Each year, the Deltec group of companies, of which is Deltec Bank & Trust, hosts in early March in Nassau (The Bahamas) a thought-provoking conference focusing on innovations and regrouping many ‘out-of-the-box’ thinkers. Amongst the subjects brought up this year was the future of banking in regard to AI and machine learning as growing constituents of our landscape.
Ever since the financial crisis of 2008, the relationship between public and banks deteriorated. With technology opening up new ways for financial management, more and more people are changing the way they manage their finance, more independently. However, though the banks are no longer the sole option, they are still here, and we have probably to count with the banking system as we know it for a while more. Now the question is how the banking industry is going to capitalize on disruption.

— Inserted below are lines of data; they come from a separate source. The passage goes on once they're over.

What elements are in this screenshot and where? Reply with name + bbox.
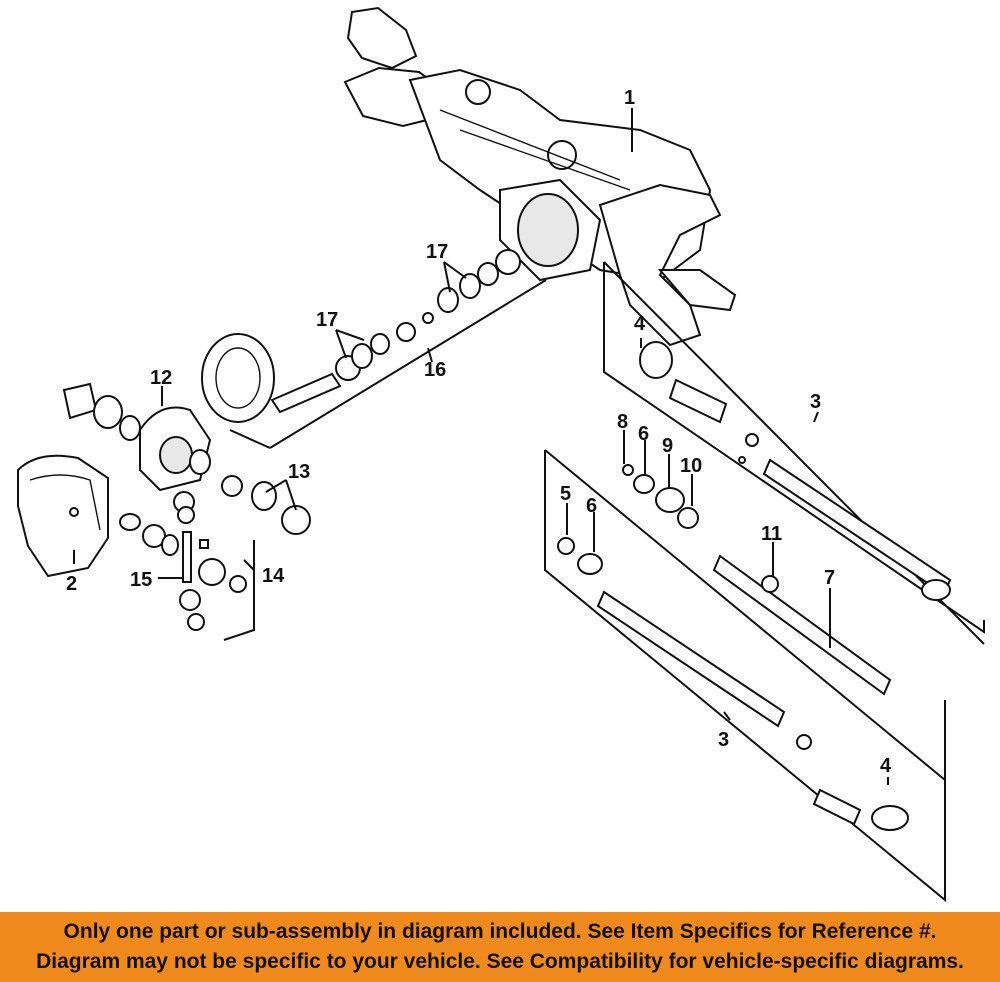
callout-11: 11 xyxy=(761,523,782,545)
callout-5: 5 xyxy=(560,483,571,505)
callout-12: 12 xyxy=(150,367,172,389)
callout-2: 2 xyxy=(66,573,77,595)
callout-7: 7 xyxy=(824,567,835,589)
leader-lines xyxy=(73,108,889,785)
callout-17-right: 17 xyxy=(426,241,448,263)
callout-14: 14 xyxy=(262,565,285,587)
callout-9: 9 xyxy=(662,435,673,457)
callout-13: 13 xyxy=(288,461,310,483)
disclaimer-banner: Only one part or sub-assembly in diagram… xyxy=(0,912,1000,982)
disclaimer-line-2: Diagram may not be specific to your vehi… xyxy=(36,950,964,973)
callout-10: 10 xyxy=(680,455,702,477)
callout-6-upper: 6 xyxy=(638,423,649,445)
lower-axle-shaft-group xyxy=(544,449,946,903)
axle-housing xyxy=(343,6,737,347)
upper-axle-shaft-group xyxy=(603,261,985,645)
callout-17-left: 17 xyxy=(316,309,338,331)
differential-cover xyxy=(17,454,109,578)
callout-4-upper: 4 xyxy=(634,313,646,335)
callout-3-lower: 3 xyxy=(718,729,729,751)
callout-1: 1 xyxy=(624,87,635,109)
callout-16: 16 xyxy=(424,359,446,381)
callout-15: 15 xyxy=(130,569,152,591)
callout-6-lower: 6 xyxy=(586,495,597,517)
callout-labels: 1 2 3 3 4 4 5 6 6 7 8 9 10 11 12 13 14 1… xyxy=(66,87,892,777)
callout-4-lower: 4 xyxy=(880,755,892,777)
ring-and-pinion xyxy=(201,249,547,449)
exploded-axle-diagram: 1 2 3 3 4 4 5 6 6 7 8 9 10 11 12 13 14 1… xyxy=(17,6,985,903)
callout-3-upper: 3 xyxy=(810,391,821,413)
spider-gear-set xyxy=(119,475,311,631)
disclaimer-line-1: Only one part or sub-assembly in diagram… xyxy=(63,920,937,943)
differential-carrier xyxy=(62,382,212,492)
callout-8: 8 xyxy=(617,411,628,433)
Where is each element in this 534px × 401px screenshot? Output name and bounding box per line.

The Digital Revolution Is A Key To The Renewal Of The Banking Industry
With new communications, new technologies and new thought-process come new approaches to business. While it remains very small in regard to the global financial circulating mass, the spreading of digital currencies and peer-to-peer lending provides consumers with new ways to handle their finances. These also bring forth new funding avenues for SMEs and startups. For this reason, the banking institutions have to react to stay relevant, and harness as much as possible the advantage of the digital revolution.
Through digital services, advanced technologies, and big data, the banking industry can be made to re-imagine its role. It also enabled banks to enhance customer experience through the data shared by consumers, which provide them with profound insight. Traditional banks have a significant advantage over newcomers as they have a massive amount of financial data on millions of their customers.

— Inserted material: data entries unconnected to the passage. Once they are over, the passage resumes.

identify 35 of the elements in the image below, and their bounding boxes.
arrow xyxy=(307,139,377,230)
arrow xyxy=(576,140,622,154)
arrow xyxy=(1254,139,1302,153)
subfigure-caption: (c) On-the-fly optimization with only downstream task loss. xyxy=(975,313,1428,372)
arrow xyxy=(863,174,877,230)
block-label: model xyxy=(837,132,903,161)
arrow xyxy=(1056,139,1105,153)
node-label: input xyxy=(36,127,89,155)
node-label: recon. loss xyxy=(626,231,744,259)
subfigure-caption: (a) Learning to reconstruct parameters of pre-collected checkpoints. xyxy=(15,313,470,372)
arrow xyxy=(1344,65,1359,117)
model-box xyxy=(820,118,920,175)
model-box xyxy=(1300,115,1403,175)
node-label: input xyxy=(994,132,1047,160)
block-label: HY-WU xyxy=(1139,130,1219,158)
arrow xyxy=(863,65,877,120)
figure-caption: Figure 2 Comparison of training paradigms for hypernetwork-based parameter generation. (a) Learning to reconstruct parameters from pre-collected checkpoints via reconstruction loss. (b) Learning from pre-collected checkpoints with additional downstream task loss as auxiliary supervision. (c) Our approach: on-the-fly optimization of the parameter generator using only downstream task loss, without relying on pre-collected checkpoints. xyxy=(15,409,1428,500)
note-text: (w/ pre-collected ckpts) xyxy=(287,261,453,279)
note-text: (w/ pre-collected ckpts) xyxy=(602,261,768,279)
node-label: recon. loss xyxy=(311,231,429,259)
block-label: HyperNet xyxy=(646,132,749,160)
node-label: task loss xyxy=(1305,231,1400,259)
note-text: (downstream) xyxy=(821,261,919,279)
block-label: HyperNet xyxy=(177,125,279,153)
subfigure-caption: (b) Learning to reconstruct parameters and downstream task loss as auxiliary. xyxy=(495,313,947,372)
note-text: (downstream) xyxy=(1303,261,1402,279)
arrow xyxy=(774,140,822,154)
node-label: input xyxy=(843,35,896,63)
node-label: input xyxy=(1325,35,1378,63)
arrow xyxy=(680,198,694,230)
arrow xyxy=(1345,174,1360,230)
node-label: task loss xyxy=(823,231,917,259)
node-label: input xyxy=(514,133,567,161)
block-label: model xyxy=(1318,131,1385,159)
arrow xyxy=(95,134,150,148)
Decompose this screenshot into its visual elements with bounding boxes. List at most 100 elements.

Moreover, banks have the structure and the funds to exploit such data to improve their landscape. Big data is most often a massive but dormant asset that rests at the core of the company, waiting to be utilized. Additionally, more and more customers are adopting digital channels that allow banks to collect even more data about the financial behavior of customers as well as how they interact with banks.
Data Analytics’ Potential is Being Realized within the Banking Industry
Banking is reportedly leading the charge on the global revenues for big data and business analytics. It is not surprising as the applications of big data and analytics are seemingly endless in the banking and financial sector. One example of the application of big data in banking is in personalizing products and services in real time.

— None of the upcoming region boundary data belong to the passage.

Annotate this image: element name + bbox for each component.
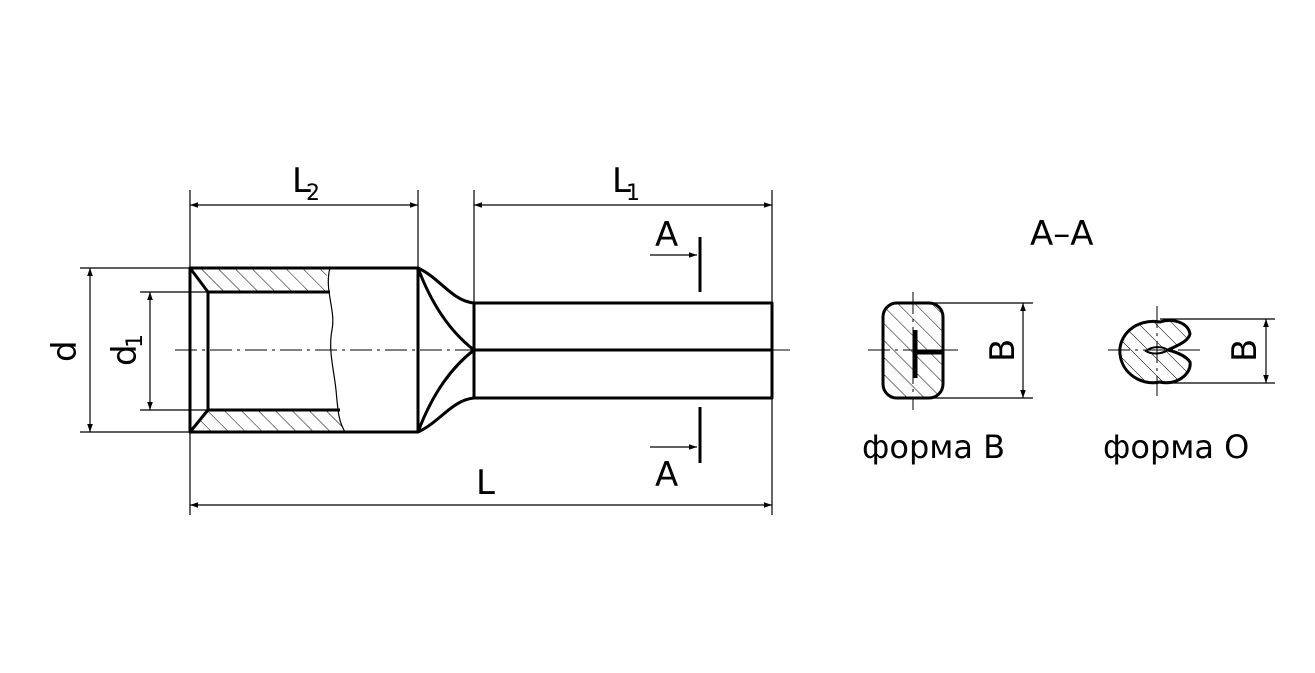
dim-b-form-o-label: B [1225, 339, 1265, 362]
cone-line-top [416, 267, 475, 352]
dim-L-label: L [476, 463, 495, 503]
sleeve-wall-bottom-hatch [190, 410, 345, 432]
dim-d1-label: d [105, 344, 145, 366]
dim-L2-label: L [292, 161, 311, 201]
dim-d1-sub: 1 [123, 334, 148, 348]
caption-form-b: форма В [862, 428, 1005, 466]
chamfer-top [188, 267, 210, 293]
dim-L2-sub: 2 [306, 181, 320, 206]
ferrule-main-view [175, 266, 790, 434]
cone-line-bottom [416, 348, 475, 433]
section-form-b: B форма В [862, 292, 1033, 466]
sleeve-wall-top-hatch [190, 268, 330, 292]
dim-L1-sub: 1 [626, 181, 640, 206]
section-label-bottom: A [655, 455, 678, 495]
dim-b-form-b-label: B [983, 339, 1023, 362]
caption-form-o: форма O [1103, 428, 1249, 466]
chamfer-bottom [188, 409, 210, 433]
break-line [327, 267, 346, 433]
dimensions: L 2 L 1 L d d 1 A A [45, 161, 773, 515]
section-title: A–A [1030, 214, 1094, 254]
dim-L1-label: L [612, 161, 631, 201]
section-form-o: B форма O [1103, 306, 1275, 466]
dim-d-label: d [45, 340, 85, 362]
section-label-top: A [655, 215, 678, 255]
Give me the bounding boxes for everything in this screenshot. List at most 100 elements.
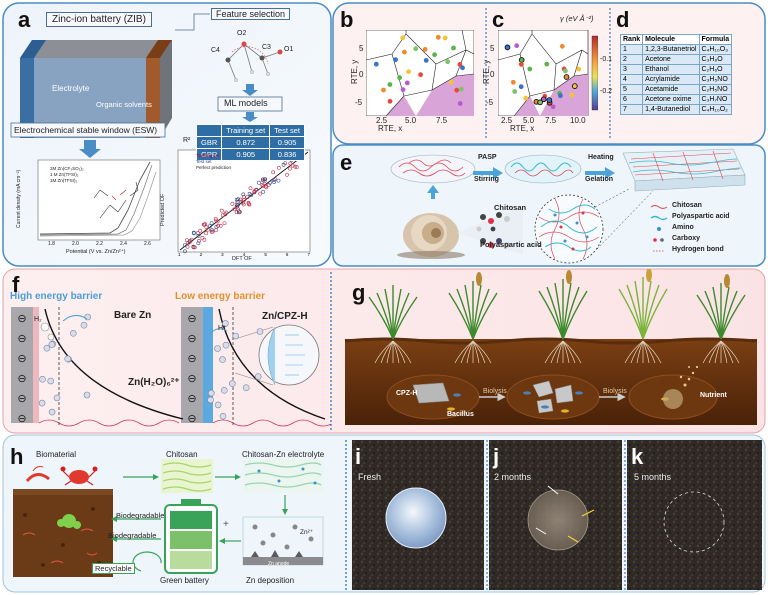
photo-j-caption: 2 months bbox=[494, 472, 532, 482]
biodegradable-label-1: Biodegradable bbox=[116, 511, 165, 520]
parity-point bbox=[204, 231, 209, 236]
b-xtick-1: 2.5 bbox=[376, 116, 388, 125]
svg-text:+: + bbox=[223, 519, 229, 530]
zn-anode-label: Zn anode bbox=[268, 561, 290, 567]
map-point bbox=[442, 35, 448, 41]
map-point bbox=[569, 92, 575, 98]
pasp-label: PASP bbox=[478, 154, 497, 161]
map-point bbox=[400, 35, 406, 41]
plant bbox=[618, 269, 668, 364]
parity-point bbox=[182, 243, 187, 248]
parity-point bbox=[239, 199, 244, 204]
parity-legend-3: Perfect prediction bbox=[196, 165, 232, 170]
map-point bbox=[518, 61, 524, 67]
map-point bbox=[537, 99, 543, 106]
zn-hydrate-label: Zn(H₂O)₆²⁺ bbox=[128, 377, 180, 388]
parity-point bbox=[241, 192, 246, 197]
lsv-ylabel: Current density (mA cm⁻²) bbox=[16, 169, 22, 228]
map-point bbox=[445, 59, 451, 65]
chitosan-zn-electrolyte-label: Chitosan-Zn electrolyte bbox=[242, 450, 325, 459]
parity-point bbox=[196, 233, 201, 238]
parity-point bbox=[195, 231, 200, 235]
parity-point bbox=[290, 163, 295, 168]
lsv-legend-2: 1 M Zn(TFSI)₂ bbox=[50, 172, 79, 177]
map-point bbox=[563, 68, 568, 74]
map-point bbox=[451, 45, 456, 51]
parity-point bbox=[191, 231, 196, 236]
map-point bbox=[540, 96, 547, 103]
parity-point bbox=[219, 208, 224, 213]
b-ytick-3: -5 bbox=[355, 98, 363, 107]
hydrated-ion bbox=[53, 394, 61, 402]
parity-point bbox=[188, 239, 193, 243]
hydrated-ion bbox=[229, 380, 236, 387]
parity-point bbox=[238, 210, 242, 214]
parity-point bbox=[238, 197, 243, 202]
photo-k bbox=[627, 440, 762, 590]
c-ytick-2: 0 bbox=[490, 70, 495, 79]
map-point bbox=[518, 57, 525, 63]
panel-g-graphics bbox=[344, 269, 758, 425]
hydrated-ion bbox=[208, 389, 215, 397]
parity-point bbox=[287, 166, 292, 171]
parity-point bbox=[218, 223, 223, 228]
colorbar-title: γ (eV Å⁻²) bbox=[560, 14, 594, 23]
hydrated-ion bbox=[222, 320, 229, 327]
parity-point bbox=[214, 218, 219, 223]
map-point bbox=[448, 79, 454, 85]
parity-point bbox=[285, 172, 289, 177]
lsv-tick-2: 2.0 bbox=[72, 241, 79, 247]
map-point bbox=[432, 52, 437, 58]
panel-b-xlabel: RTE, x bbox=[378, 124, 403, 133]
ml-models-label: ML models bbox=[224, 98, 268, 108]
minus-icon: ⊖ bbox=[17, 412, 27, 425]
map-point bbox=[404, 80, 410, 86]
map-point bbox=[435, 34, 441, 40]
panel-j-label: j bbox=[493, 444, 500, 469]
right-minus-column: ⊖⊖⊖⊖⊖⊖ bbox=[182, 308, 202, 428]
photo-i-caption: Fresh bbox=[358, 472, 382, 482]
parity-point bbox=[261, 183, 266, 188]
parity-ylabel: Predicted OF bbox=[160, 193, 166, 226]
parity-xlabel: DFT OF bbox=[232, 256, 252, 262]
hydrated-ion bbox=[39, 375, 46, 383]
map-point bbox=[454, 87, 460, 93]
hydrated-ion bbox=[48, 408, 56, 416]
nutrient-label: Nutrient bbox=[700, 392, 727, 399]
hydrated-ion bbox=[242, 384, 250, 391]
lsv-tick-4: 2.4 bbox=[120, 241, 127, 247]
zn2-label: Zn²⁺ bbox=[300, 529, 314, 536]
minus-icon: ⊖ bbox=[187, 312, 197, 325]
r2-label: R² bbox=[183, 137, 191, 144]
map-point bbox=[400, 87, 406, 92]
parity-point bbox=[263, 177, 268, 182]
map-point bbox=[514, 43, 520, 49]
parity-point bbox=[234, 202, 239, 207]
parity-point bbox=[214, 228, 218, 233]
feature-selection-label: Feature selection bbox=[211, 8, 291, 20]
parity-point bbox=[220, 213, 225, 218]
parity-point bbox=[260, 182, 265, 187]
polyaspartic-label: Polyaspartic acid bbox=[480, 240, 542, 249]
legend-hydrogen-bond: Hydrogen bond bbox=[672, 246, 724, 253]
parity-point bbox=[198, 228, 203, 233]
hydrated-ion bbox=[219, 356, 226, 363]
panel-e-label: e bbox=[340, 150, 353, 175]
atom-c3: C3 bbox=[262, 44, 271, 51]
biodegradable-label-2: Biodegradable bbox=[108, 531, 157, 540]
hydrated-ion bbox=[48, 341, 56, 348]
parity-point bbox=[223, 212, 228, 217]
cpz-h-label: CPZ-H bbox=[396, 390, 418, 397]
green-battery-label: Green battery bbox=[160, 576, 209, 585]
left-minus-column: ⊖⊖⊖⊖⊖⊖ bbox=[12, 308, 32, 428]
map-point bbox=[558, 93, 563, 99]
parity-point bbox=[232, 207, 237, 212]
parity-point bbox=[230, 201, 235, 206]
hydrated-ion bbox=[70, 330, 77, 337]
map-point bbox=[546, 97, 553, 103]
parity-point bbox=[253, 188, 258, 192]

Mr. Jean Chalopin, Chairman of Deltec Bank www.DeltecBank.com said “Algorithms can use costumer’s data to personalize services and products based on their financial behavior. Besides personalization, data can help banks to gauge risk more accurately.” For instance, when offering a loan to customers, a lending company can utilize the customers’ financial data combined with the customers’ behavior regarding their respect of previous commitments, to determine if they should be entitled to a loan, calculate if and how they can pay the loan, making this lending safer both for the borrower and for the bank.
In that regards many predictive financial analytics technologies are been implemented by banks to analyze consumer’s credit history, credit or loan applications, and other relevant data. Additionally, the data can be used to improve customers’ satisfaction and help understand their needs.
From that point on, the most critical usage of data in banking is coming with the usage of machine learning and algorithms. Big data fed to machine learning algorithms can change the way we have been dealing with banks on a global scale, in an irreversible way.
Disclaimer: The author of this text, Robin Trehan, is Senior VP at Deltec International www.deltecbank.com. The views, thoughts, and opinions expressed in this text are solely the views of the author, and not necessarily reflecting the views of Deltec International Group, its subsidiaries and/or employees.